Washington State University

Ask Dr. Universe

Sweet dreams!

January 6th, 2012

Dear Dr. Universe,
Is there any way to enhance one’s memory?
Anders Okkelmo
Sarpsborg, Norway

Sleeping student. Marc Wathieu/Flickr

Sleeping student. Marc Wathieu/Flickr

Think about this: Think about how much you think about all day long, about how much you see, hear, smell, taste, feel. About how much you have to REMEMBER. All day long your brain is going like crazy. Your neurons (nerve cells) are constantly trading information with other neurons, joining up with them to form memories, on/off, hello/goodbye, information in/information out, and on and on, ALL DAY LONG!

Well, where does that leave your brain at the end of the day? A real mess, that’s what! And probably full of adenosine! Wait, what?

The “currency” of energy in your cells, including your neurons, is molecules called ATP, or adenosine triphosphate. As the brain cells use that energy, the ATP breaks down, leaving all this adenosine floating around in your brain. Some scientists think that adenosine triggers sleepiness.

Well, let’s suppose it does. What could this tell us about improving our memories?

I went to talk to Gina Poe, who also helped us understand stereotypes and memory. Professor Poe is an electrophysiologist, which means she measures the activity of neurons. Neurons make up most of your brain. Neurons work by communicating with each other through electrical and chemical signals that move from one neuron to the next along their synapses (SIN-ap-sees).

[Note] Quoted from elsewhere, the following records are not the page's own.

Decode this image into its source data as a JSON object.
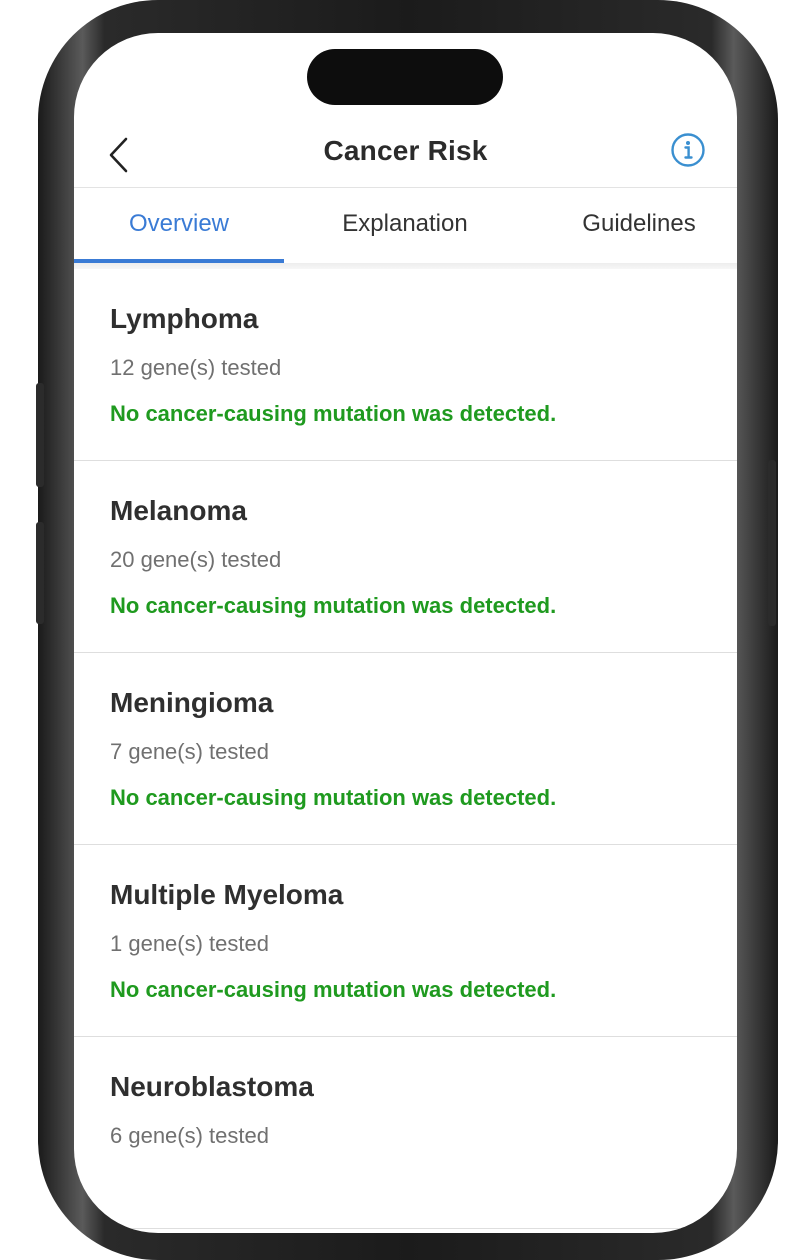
{
  "header": {
    "title": "Cancer Risk",
    "back_icon": "chevron-left-icon",
    "info_icon": "info-circle-icon"
  },
  "tabs": [
    {
      "label": "Overview",
      "active": true
    },
    {
      "label": "Explanation",
      "active": false
    },
    {
      "label": "Guidelines",
      "active": false
    }
  ],
  "colors": {
    "accent": "#3a7bd5",
    "status_ok": "#1f9a1f",
    "title_text": "#2b2b2b",
    "muted_text": "#707070"
  },
  "cancers": [
    {
      "name": "Lymphoma",
      "genes": "12 gene(s) tested",
      "status": "No cancer-causing mutation was detected."
    },
    {
      "name": "Melanoma",
      "genes": "20 gene(s) tested",
      "status": "No cancer-causing mutation was detected."
    },
    {
      "name": "Meningioma",
      "genes": "7 gene(s) tested",
      "status": "No cancer-causing mutation was detected."
    },
    {
      "name": "Multiple Myeloma",
      "genes": "1 gene(s) tested",
      "status": "No cancer-causing mutation was detected."
    },
    {
      "name": "Neuroblastoma",
      "genes": "6 gene(s) tested",
      "status": ""
    }
  ]
}
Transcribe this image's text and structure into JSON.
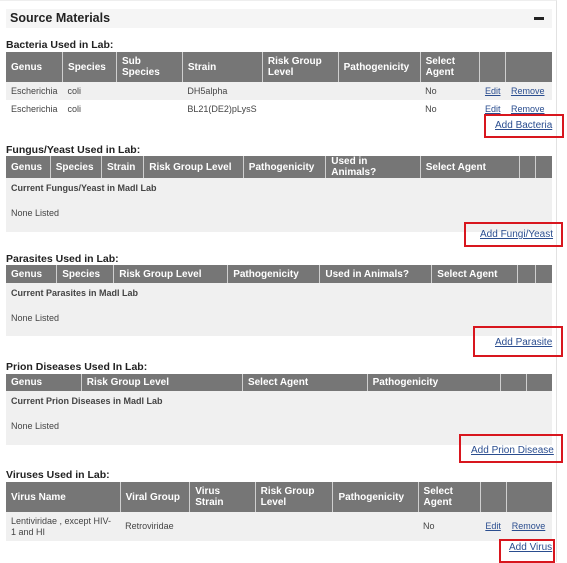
{
  "panel": {
    "title": "Source Materials",
    "collapse_icon": "minus-icon"
  },
  "bacteria": {
    "title": "Bacteria Used in Lab:",
    "columns": [
      "Genus",
      "Species",
      "Sub Species",
      "Strain",
      "Risk Group Level",
      "Pathogenicity",
      "Select Agent",
      "",
      ""
    ],
    "rows": [
      {
        "genus": "Escherichia",
        "species": "coli",
        "sub_species": "",
        "strain": "DH5alpha",
        "risk_group_level": "",
        "pathogenicity": "",
        "select_agent": "No",
        "edit": "Edit",
        "remove": "Remove"
      },
      {
        "genus": "Escherichia",
        "species": "coli",
        "sub_species": "",
        "strain": "BL21(DE2)pLysS",
        "risk_group_level": "",
        "pathogenicity": "",
        "select_agent": "No",
        "edit": "Edit",
        "remove": "Remove"
      }
    ],
    "add_label": "Add Bacteria"
  },
  "fungus": {
    "title": "Fungus/Yeast Used in Lab:",
    "columns": [
      "Genus",
      "Species",
      "Strain",
      "Risk Group Level",
      "Pathogenicity",
      "Used in Animals?",
      "Select Agent",
      "",
      ""
    ],
    "current_label": "Current Fungus/Yeast in Madl Lab",
    "none_label": "None Listed",
    "add_label": "Add Fungi/Yeast"
  },
  "parasites": {
    "title": "Parasites Used in Lab:",
    "columns": [
      "Genus",
      "Species",
      "Risk Group Level",
      "Pathogenicity",
      "Used in Animals?",
      "Select Agent",
      "",
      ""
    ],
    "current_label": "Current Parasites in Madl Lab",
    "none_label": "None Listed",
    "add_label": "Add Parasite"
  },
  "prions": {
    "title": "Prion Diseases Used In Lab:",
    "columns": [
      "Genus",
      "Risk Group Level",
      "Select Agent",
      "Pathogenicity",
      "",
      ""
    ],
    "current_label": "Current Prion Diseases in Madl Lab",
    "none_label": "None Listed",
    "add_label": "Add Prion Disease"
  },
  "viruses": {
    "title": "Viruses Used in Lab:",
    "columns": [
      "Virus Name",
      "Viral Group",
      "Virus Strain",
      "Risk Group Level",
      "Pathogenicity",
      "Select Agent",
      "",
      ""
    ],
    "rows": [
      {
        "virus_name": "Lentiviridae , except HIV-1 and HI",
        "viral_group": "Retroviridae",
        "virus_strain": "",
        "risk_group_level": "",
        "pathogenicity": "",
        "select_agent": "No",
        "edit": "Edit",
        "remove": "Remove"
      }
    ],
    "add_label": "Add Virus"
  },
  "colors": {
    "header_bg": "#767676",
    "alt_row_bg": "#f0f0f0",
    "link": "#2a4d8f",
    "highlight": "#d8161e"
  }
}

Professor Poe is very interested in the effect of REM sleep on memory.

REM stands for “rapid eye movement,” which describes what you do about an hour and a half after you go to sleep. During this phase of sleep, your eyes are darting around like crazy, reflecting what’s going on in your brain. Even though you are deep in sleep—and your body is actually paralyzed—your brain is just as active during REM sleep as it is while you’re awake.

Specifically, Professor Poe wonders “Is REM sleep for remembering or forgetting?” Forgetting? Well, think about it. What if you didn’t forget? Have you ever thought, “Whoa, my brain is full”? According to Professor Poe, your neurons CAN fill up. But no, you can’t use this as an excuse in class. (Your teacher is probably reading this, too, and SHE’LL know that all you need to do is get a good night’s sleep!)

So WHAT in the world is going on in there?

You’re dreaming.

But why? Why do we dream?

Professor Poe thinks that REM sleep is when your brain cleans house, when it puts things in order. Not only does it strengthen important memories, it cuts out unnecessary ones.

So how does she know this?

She studies rats and what happens to them during REM sleep. She has them run around this raised rectangular track, which has six food cups around it. Only three of them have food in them, though, so it takes the rats a while to remember which ones do.

After they have it all down, Professor Poe tests how well they remember when they don’t get enough sleep. Of course, it’s not very well. But she wants to know why. What’s the connection between memory and REM sleep?

She studies this by using probes and computers to measure how the rats’ neurons act during REM sleep.

What she’s learned so far is that neurons FIRE at different times, depending on whether they want to strengthen a memory or forget it! So again, REM sleep cleans up your memory.

So how do you enhance your memory? Tidy up your brain and GET ENOUGH SLEEP. Sweet dreams!